Korupsi Dana Desa di Tulangbawang
Sederet ‘Kenakalan’ Mantan Kakam di Tulangbawang, Judi hingga Karaoke
Terdakwa Boman menyelewengkan sejumlah pekerjaan saat menjabat sebagai Kepala Kampung Sidomukti, Kecamatan Gedungaji Baru, Kabupaten Tulangbawang.
Penulis: hanif mustafa | Editor: Daniel Tri Hardanto
TRIBUNLAMPUNG.CO.ID, BANDAR LAMPUNG - Terdakwa Boman menyelewengkan sejumlah pekerjaan saat menjabat sebagai Kepala Kampung Sidomukti, Kecamatan Gedungaji Baru, Kabupaten Tulangbawang pada tahun 2015.
Sejumlah saksi menyebut Boman kerap berfoya-foya hingga melakukan sederet “kenakalan” dengan menggunakan dana desa yang diselewengkannya.

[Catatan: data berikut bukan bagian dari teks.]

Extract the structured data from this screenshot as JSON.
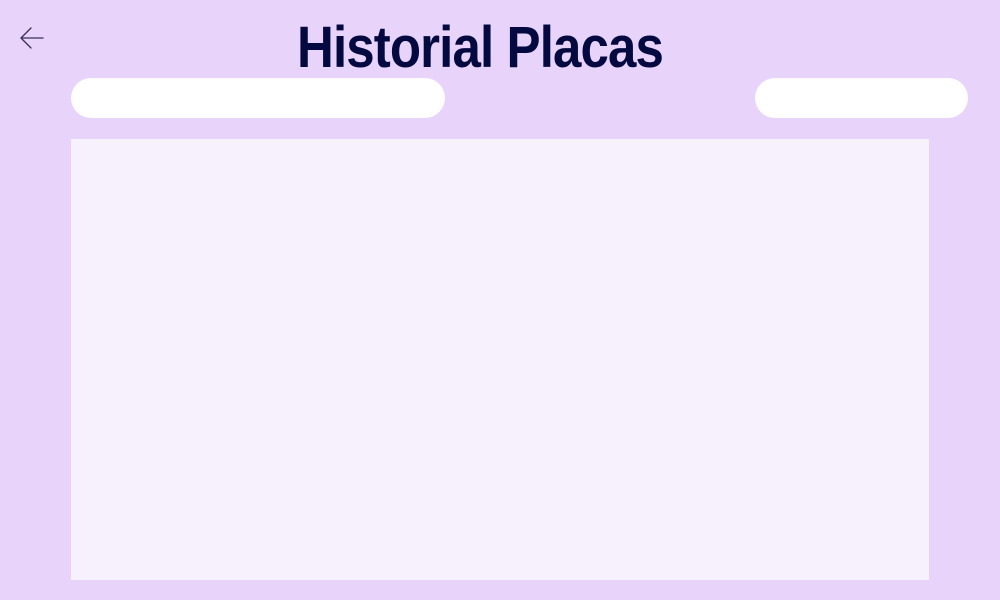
{
  "header": {
    "title": "Historial Placas",
    "title_color": "#040a40",
    "back_icon": "arrow-left-icon"
  },
  "colors": {
    "background": "#e8d3fb",
    "panel": "#f7f1fe",
    "pill": "#ffffff",
    "icon": "#3a2f55"
  },
  "search": {
    "value": "",
    "placeholder": ""
  },
  "filter": {
    "label": ""
  },
  "history": {
    "items": []
  }
}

Mulai dari judi sabung ayam, nyanyi di karaoke remang-remang, hingga tak pernah ke kantor.
Jaksa penuntut umum (JPU) Bangkit Budi Satya menyampaikan, perbuatan terdakwa bermula saat Kampung Sidomukti memperoleh pendapatan pada tahun 2015 sebesar Rp 704.060.848.
"Selanjutnya anggaran tersebut ditetapkan Anggaran Pendapatan dan Belanja Kampung Tahun Anggaran 2015," kata JPU, Senin (3/5/2021).
Baca juga: BREAKING NEWS Korupsi Dana Desa untuk Judi, Eks Kakam di Tulangbawang Diganjar 4 Tahun Penjara
Adapun rincian anggaran yakni bidang penyelenggaraan pemerintah kampung Rp 312.928.994, bidang pembangunan kampung Rp 270.000.000, bidang pembinaan kemasyarakatan Rp 62.031.854, dan bidang pemberdayaan masyarakat Rp 59.100.000.
Dalam penyelenggaraan pemerintah seperti pembangunan jalan, gedung, gorong-gorong, dan perlengkapan perkantoran, terjadi penyimpangan yang dilakukan oleh terdakwa.
"Atas perbuatan terdakwa mengakibatkan kerugian keuangan negara sebesar sebesar Rp 380.335.935,76," sebut JPU.
Baca juga: Tak Menyesal Korupsi Dana Desa, Ini 3 Hal yang Memberatkan Vonis Eks Kakam di Tulangbawang
“Kenakalan” Boman
Dalam keterangan para saksi, disebutkan jika ADD tahun 2015 dan 2016 secara keseluruhan dikelola oleh terdakwa tanpa meminta bantuan perangkat desa lainnya.
"Kegiatan fisik dikelola oleh terdakwa semuanya," ujar saksi Suhendra saat ditanya oleh JPU Hendra Dwi Gunanda.
Selain itu, Suhendra mengaku pernah diajak ikut oleh terdakwa Boman bermain judi sabung ayam pada tahun 2015.
"Diajak main ke tempat perjudian. Saat itu cuma sekali diajak ke sana. Dia gak bawa ayamnya, tapi taruhan,” jelas dia.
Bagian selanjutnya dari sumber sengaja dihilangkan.